I did ask the USGS to notify me of magnitude 2.5 earthquakes “in the Bay Area” – and in a week I haven’t seen a single one. So much for daily occurrences! Now, I got to define what area I wanted, and perhaps I made it too small.
While I was out there I saw something I had missed – and I’m very glad I had, because if I had seen this earlier I would never have taken the time to forecast earthquakes.
That’s what I had said: 8s are annual, 7s are monthly, 6s are more than weekly, and 5s are more than daily.
Incidentally, my alter ego the kid picked up a book on modern global seismology – and I have had to add the continuum mechanics of solids to his nanny’s list of things to clean up after him. Well, it’s another one of those things I look at every once in a while.
I have 2 possible posts for Monday: they are at stage IV – the narrative is done, as well as the mathematics.
On the other hand, I could try to collect images of trusses. I don’t really want to work any more truss problems, but I also don’t want to just drop the subject.

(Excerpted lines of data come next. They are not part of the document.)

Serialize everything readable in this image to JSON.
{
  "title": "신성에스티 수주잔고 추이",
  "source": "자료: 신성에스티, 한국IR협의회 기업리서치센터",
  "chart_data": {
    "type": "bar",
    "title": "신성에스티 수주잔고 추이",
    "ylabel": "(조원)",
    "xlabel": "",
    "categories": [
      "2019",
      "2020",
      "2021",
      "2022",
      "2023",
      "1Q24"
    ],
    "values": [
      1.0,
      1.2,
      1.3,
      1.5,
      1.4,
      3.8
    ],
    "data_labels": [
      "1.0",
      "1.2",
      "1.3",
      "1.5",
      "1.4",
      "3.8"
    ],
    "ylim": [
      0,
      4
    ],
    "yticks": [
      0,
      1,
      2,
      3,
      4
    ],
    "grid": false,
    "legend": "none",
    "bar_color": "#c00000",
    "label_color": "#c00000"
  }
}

Such a post, consisting mostly of pictures, should require negligible commentary…but this could be a fairly long search…and if I make the drawings myself, it could take time.
And yet, once I’ve made each drawing, if I ever decide to work a problem using that particular truss…well, I’ll at least have the drawing ready. Hmm. Do I really want to take the time to add labels?

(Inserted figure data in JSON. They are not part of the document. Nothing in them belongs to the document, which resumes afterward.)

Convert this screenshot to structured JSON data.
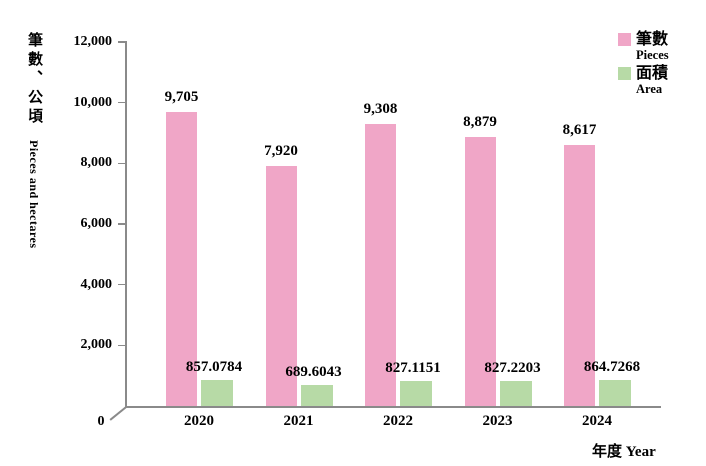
{
  "chart_data": {
    "type": "bar",
    "title": "",
    "categories": [
      "2020",
      "2021",
      "2022",
      "2023",
      "2024"
    ],
    "series": [
      {
        "name": "筆數",
        "name_en": "Pieces",
        "color": "#F0A6C7",
        "values": [
          9705,
          7920,
          9308,
          8879,
          8617
        ],
        "data_labels": [
          "9,705",
          "7,920",
          "9,308",
          "8,879",
          "8,617"
        ]
      },
      {
        "name": "面積",
        "name_en": "Area",
        "color": "#B7DAA6",
        "values": [
          857.0784,
          689.6043,
          827.1151,
          827.2203,
          864.7268
        ],
        "data_labels": [
          "857.0784",
          "689.6043",
          "827.1151",
          "827.2203",
          "864.7268"
        ]
      }
    ],
    "ylabel_zh": "筆數、公頃",
    "ylabel_en": "Pieces and hectares",
    "xlabel": "年度 Year",
    "origin_label": "0",
    "ylim": [
      0,
      12000
    ],
    "yticks": [
      2000,
      4000,
      6000,
      8000,
      10000,
      12000
    ],
    "ytick_labels": [
      "2,000",
      "4,000",
      "6,000",
      "8,000",
      "10,000",
      "12,000"
    ],
    "grid": false,
    "legend_position": "top-right",
    "axis_color": "#8a8a8a"
  }
}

Finally, let me talk very briefly about the Oppenheimer lecture at Cal (UC Berkeley) almost 2 weeks ago.
I didn’t check until the morning of the lecture to see who the speaker was. All I knew about him was that he was a Nobel laureate.
I was thrilled to see that the speaker was Gerard ‘t Hooft. I don’t usually recognize the names of new Nobel laureates in physics – but, back in 1999 when his name was announced, I knew who he was and what he had done.

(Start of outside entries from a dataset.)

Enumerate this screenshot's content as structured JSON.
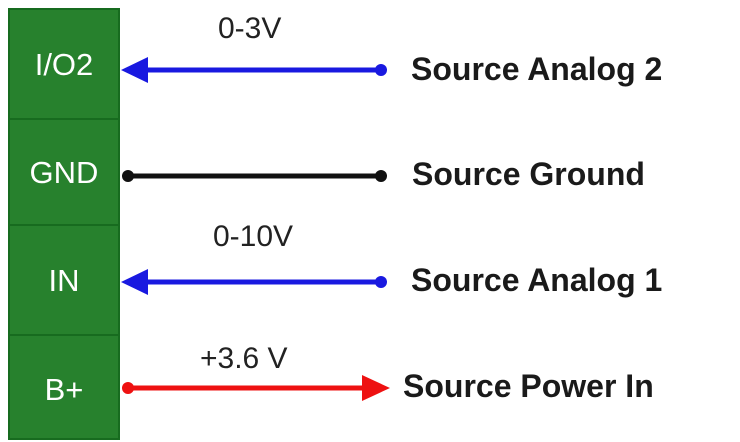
{
  "terminal_block": {
    "color": "#27812d",
    "pins": [
      {
        "label": "I/O2"
      },
      {
        "label": "GND"
      },
      {
        "label": "IN"
      },
      {
        "label": "B+"
      }
    ]
  },
  "connections": [
    {
      "voltage": "0-3V",
      "source": "Source Analog 2",
      "wire_color": "#1919e0",
      "direction": "into-terminal"
    },
    {
      "voltage": "",
      "source": "Source Ground",
      "wire_color": "#111111",
      "direction": "none"
    },
    {
      "voltage": "0-10V",
      "source": "Source Analog 1",
      "wire_color": "#1919e0",
      "direction": "into-terminal"
    },
    {
      "voltage": "+3.6 V",
      "source": "Source Power In",
      "wire_color": "#ee1111",
      "direction": "out-of-terminal"
    }
  ]
}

He had proved that the electroweak theory was renormalizable – the infinities that show up when we work with Feynman diagrams all cancel out.
Then, I believe, he showed that the model of quarks was renormalizable.
In short, I thought of him as being a theoretical physicist’s mathematical physicist. He was the one who proved everything.
To top it off, a few years before he won the Nobel Prize, he wrote a small book called “In search of the ultimate building blocks” (Cambridge, 0-521-57883-3). It’s a great little survey of modern particle physics, in 180 pages, by an acknowledged master. If you’re interested in the subject, and less than a master yourself, you might want to pick this up…even if it only serves as an introduction to more detailed texts.
So I spent the morning reading it. (Of course I owned it.)
It turns out that his lecture that afternoon was at about the same level, albeit more focused on gauge theories and the Higgs particle; after all, he only an hour and a half. He did not, however, talk about recent experimental evidence from the LHC (large hadron collider).
And with that, let me loose the dogs of war – the boys of summer? – no, the kids of math – and get about my business today.